Histopathology showing (D) dilation of ectatic superficial vessels, loss of adnexa, papillary dermal pallor, and lack of lymphoid band would be characteristic of chronic radiation dermatitis. Radiation dermatitis results from direct exposure to radiotherapy delivered by way of external beam ionizing radiation. Acute radiation dermatitis may present as erythema, desquamation, skin necrosis, and ulceration in areas of skin that have been irradiated. Chronic radiation dermatitis may occur up to 10 years or more after the beginning of radiotherapy and involves telangiectasia, fragile skin, and loss of follicular structures. In addition to the current patient’s distinctive morphology suggestive of cutaneous metastases, her radiation was 9 years ago and her eruption is very widespread, making radiation dermatitis much less likely.

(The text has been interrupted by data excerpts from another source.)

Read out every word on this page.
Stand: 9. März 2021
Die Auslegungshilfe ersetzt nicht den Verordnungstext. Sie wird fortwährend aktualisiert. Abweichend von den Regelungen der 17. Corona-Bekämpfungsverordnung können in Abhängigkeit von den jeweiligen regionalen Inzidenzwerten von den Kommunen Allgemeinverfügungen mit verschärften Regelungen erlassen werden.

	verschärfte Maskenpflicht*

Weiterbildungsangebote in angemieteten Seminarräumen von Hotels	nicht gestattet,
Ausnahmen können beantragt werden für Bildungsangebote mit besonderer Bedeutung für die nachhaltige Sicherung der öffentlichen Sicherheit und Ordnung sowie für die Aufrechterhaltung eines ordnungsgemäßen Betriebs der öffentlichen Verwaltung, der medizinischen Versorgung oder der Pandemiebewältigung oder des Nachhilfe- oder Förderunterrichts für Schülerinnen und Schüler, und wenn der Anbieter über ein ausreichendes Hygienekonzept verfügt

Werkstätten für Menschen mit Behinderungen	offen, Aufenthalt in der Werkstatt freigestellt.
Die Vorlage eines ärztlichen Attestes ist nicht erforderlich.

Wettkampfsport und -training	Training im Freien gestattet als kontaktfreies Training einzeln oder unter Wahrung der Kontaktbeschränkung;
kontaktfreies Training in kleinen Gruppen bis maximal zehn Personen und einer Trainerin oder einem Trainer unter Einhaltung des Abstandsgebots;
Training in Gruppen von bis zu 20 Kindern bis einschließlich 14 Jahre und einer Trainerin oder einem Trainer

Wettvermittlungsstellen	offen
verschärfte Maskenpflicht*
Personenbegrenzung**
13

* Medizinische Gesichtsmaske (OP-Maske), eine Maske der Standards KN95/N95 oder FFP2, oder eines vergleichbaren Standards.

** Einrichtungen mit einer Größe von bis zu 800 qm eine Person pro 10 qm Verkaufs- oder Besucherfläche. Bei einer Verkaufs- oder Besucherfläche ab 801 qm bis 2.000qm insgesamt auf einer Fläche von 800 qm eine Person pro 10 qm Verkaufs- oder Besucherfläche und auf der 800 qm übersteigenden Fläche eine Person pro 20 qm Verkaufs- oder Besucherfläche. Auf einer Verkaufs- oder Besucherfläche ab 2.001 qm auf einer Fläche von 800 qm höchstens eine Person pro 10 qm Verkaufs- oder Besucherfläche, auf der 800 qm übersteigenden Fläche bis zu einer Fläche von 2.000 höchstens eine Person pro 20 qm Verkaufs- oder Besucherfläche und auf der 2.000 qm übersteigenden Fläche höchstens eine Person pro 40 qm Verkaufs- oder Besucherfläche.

Histopathology showing (E) acanthosis, pseudoepitheliomatous hyperplasia with suprabasilar crypts of eosinophils would be suggestive of pemphigus vegetans. Pemphigus vegetans is a localized form of pemphigus vulgaris. Early lesions may present as flaccid pustules, leading to erosions and vegetative and papillomatous plaques usually involving intertriginous areas, scalp, and face. There are 2 predominant subtypes, with the Hallopeau type consisting of more benign disease with longer periods of remission, and the Neumann type involving more disease relapses and requiring higher doses of corticosteroids. Similar to other forms of pemphigus vulgaris, patients have autoantibodies to desmoglein 3 predominantly. This current patient’s lesion morphology and areas of involvement make pemphigus vegetans an unlikely diagnosis.